The Harley Medical Group
- Company type: Privately held
- Industry: Medical Practice
- Founded: 1984; 42 years ago
- Founder: Mel Braham
- Headquarters: London, United Kingdom
- Number of locations: 18^{[citation needed]}
- Services: cosmetic surgery and skin and laser treatments
- Owner: Optical Express; (2024–present);
- Number of employees: 166^{[citation needed]}
- Website: harleymedical.co.uk

= The Harley Medical Group =

Cosmetic surgery company

The Harley Medical Group (THMG Limited) is a private limited company with head offices based in London, England. It specialised in cosmetic surgery and skin and laser treatments in the UK. In July 2024, one month after stopping trading, the chain was acquired by Optical Express.

== History ==
The company was founded in 1983 by Australian entrepreneur, Mel Braham. It was established as Arana Trading Company (1983) and had several other names including Cavendish Hair Clinic Limited (1984), Harley Medical Centre Limited (2013), Harley Medical Group Limited (2014) and THMG Limited (since 2014).

In 2012, The Harley Medical Group knowingly fitted breast implants which were later found to be faulty. Evidence showed that the implants could rupture and leak industrial-grade silicone into the body. The company then washed their hands of the business and carried on trading. Every other business involved in the scandal replaced the faulty implants free of charge. The National Health Service (NHS) treated nearly 900 of Harley Medical's patients who had been fitted with the defective implants. The group faced legal claims from 1,700 women who were fitted with the defective implants.

Mel Braham, the chairman of THMG at the time, gave a statement which confirmed the Medicines and Healthcare products Regulatory Agency had approved the PIP implants before the company used them. Many other UK clinics, including Transforming Lives, were also supplied with the faulty implants. The supplier of the implants, Poly Implant Prothese (PIP), fell into liquidation in 2011.

As of July 17, 2024, The Harley Medical Group and its parent company SK:N Group have ceased trading. A month later, Optical Express acquired the chain, as well as other assets from the then parent company of THMG Limited.

=== Hacking ===
In April 2014, The Harley Medical Group suffered a cyber-attack which exposed 500,000 people's personal information.

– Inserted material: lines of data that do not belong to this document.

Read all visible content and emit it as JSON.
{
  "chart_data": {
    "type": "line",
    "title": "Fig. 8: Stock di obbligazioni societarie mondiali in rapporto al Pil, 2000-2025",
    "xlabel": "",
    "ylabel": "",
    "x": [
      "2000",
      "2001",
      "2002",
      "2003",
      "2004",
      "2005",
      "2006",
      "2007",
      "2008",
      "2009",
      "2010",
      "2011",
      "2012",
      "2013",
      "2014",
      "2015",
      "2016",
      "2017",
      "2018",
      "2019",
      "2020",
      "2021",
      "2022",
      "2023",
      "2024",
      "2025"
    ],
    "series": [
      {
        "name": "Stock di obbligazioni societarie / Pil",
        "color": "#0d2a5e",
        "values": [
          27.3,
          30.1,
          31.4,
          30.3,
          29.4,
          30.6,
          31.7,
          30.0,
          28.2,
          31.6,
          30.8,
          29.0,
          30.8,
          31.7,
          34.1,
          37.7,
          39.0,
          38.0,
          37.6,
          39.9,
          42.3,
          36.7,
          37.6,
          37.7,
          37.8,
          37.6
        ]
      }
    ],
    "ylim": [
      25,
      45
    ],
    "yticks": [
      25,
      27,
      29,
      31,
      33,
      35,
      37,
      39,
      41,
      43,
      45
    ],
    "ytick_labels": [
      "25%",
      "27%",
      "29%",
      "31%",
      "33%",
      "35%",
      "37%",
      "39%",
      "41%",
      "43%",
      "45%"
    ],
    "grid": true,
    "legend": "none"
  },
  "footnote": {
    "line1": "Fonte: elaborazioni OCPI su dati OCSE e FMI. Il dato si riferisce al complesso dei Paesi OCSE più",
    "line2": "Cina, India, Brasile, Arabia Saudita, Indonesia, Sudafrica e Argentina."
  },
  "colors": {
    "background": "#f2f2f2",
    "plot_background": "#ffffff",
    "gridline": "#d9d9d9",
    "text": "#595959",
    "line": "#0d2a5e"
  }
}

It was reported that 480,000 initial inquiry forms submitted online may have been accessed in an attempt to extort money from the company. The company stated that no medical or financial information was compromised as a result, and contacted the police and the Information Commissioner's Office regarding the possible data breach.

== Compliance ==
The company is regulated under The Care Quality Commission (CQC) for England and The Healthcare Inspectorate Wales (HIW) for Wales. All implant usage is compliant with the Breast Implant Registry. As part of the regulatory compliance, Harley Medical Group surgeons are registered with the General Medical Council (GMC) and are on the Specialist Register of Plastic Surgeons. Likewise, nurses are registered with the Nursing and Midwifery Council (NMC).